Temps de lecture: 5 minutes

Un jour, on choisit de s’abonner à un service payant «juste pour essayer». Cela peut être un abonnement à une revue ou une inscription à la version premium d’un site proposant une écoute illimitée de musique. Après tout, ce ne sont que quelques euros. Tout le monde ne peut pas se les permettre mais, puisqu’on gagne chaque mois un salaire acceptable, ce n’est pas ça qui va déséquilibrer un budget. Alors on fournit ses coordonnées bancaires ou son adresse PayPal. On s’assure que tout ceci est sans engagement (ou alors pas trop longtemps) et on clique sur «Valider». Voilà. C’est fait. Une ligne supplémentaire dans la liste des débits qui seront effectués chaque mois sur votre compte.

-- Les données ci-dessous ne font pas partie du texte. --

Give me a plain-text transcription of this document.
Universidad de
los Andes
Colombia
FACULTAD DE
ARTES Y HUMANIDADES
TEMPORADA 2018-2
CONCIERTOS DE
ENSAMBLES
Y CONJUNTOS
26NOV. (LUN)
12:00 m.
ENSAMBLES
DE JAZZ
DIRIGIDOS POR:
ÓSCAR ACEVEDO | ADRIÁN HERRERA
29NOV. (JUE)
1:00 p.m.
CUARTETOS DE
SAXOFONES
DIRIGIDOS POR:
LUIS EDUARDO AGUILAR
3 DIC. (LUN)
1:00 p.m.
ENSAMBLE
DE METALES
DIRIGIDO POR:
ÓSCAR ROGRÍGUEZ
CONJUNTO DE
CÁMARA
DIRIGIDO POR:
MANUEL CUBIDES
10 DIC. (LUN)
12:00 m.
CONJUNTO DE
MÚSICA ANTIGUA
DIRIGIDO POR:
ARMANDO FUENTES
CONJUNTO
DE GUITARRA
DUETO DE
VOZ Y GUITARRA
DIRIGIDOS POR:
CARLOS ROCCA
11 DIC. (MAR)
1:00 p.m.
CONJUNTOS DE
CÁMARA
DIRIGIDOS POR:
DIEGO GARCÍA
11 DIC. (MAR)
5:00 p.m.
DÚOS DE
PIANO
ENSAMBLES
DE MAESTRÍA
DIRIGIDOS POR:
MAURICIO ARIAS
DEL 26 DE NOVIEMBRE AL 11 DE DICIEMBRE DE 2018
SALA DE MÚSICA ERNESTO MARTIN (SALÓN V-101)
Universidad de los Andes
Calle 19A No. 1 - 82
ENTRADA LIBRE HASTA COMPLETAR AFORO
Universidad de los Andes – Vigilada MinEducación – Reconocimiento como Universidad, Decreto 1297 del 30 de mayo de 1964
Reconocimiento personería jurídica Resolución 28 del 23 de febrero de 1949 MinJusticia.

Plusieurs options. Soit le service en question est convaincant et on en a pour son argent, comme le dit la formule, soit il ne l’est pas tant que ça. Dans ce second cas, deux catégories de personnes se distinguent. Il y a celles et ceux qui vont se ruer illico sur la page «Désabonnement» pour mettre un terme à une expérience qui n’aura pas été suffisamment satisfaisante. Et puis il y a les autres, dont je fais partie. Qui se disent que c’est un peu tôt pour juger, qu’on va encore attendre quelques mois avant de résilier, qu’après tout ce ne sont quelques euros (la formule revient souvent, comme un leitmotiv).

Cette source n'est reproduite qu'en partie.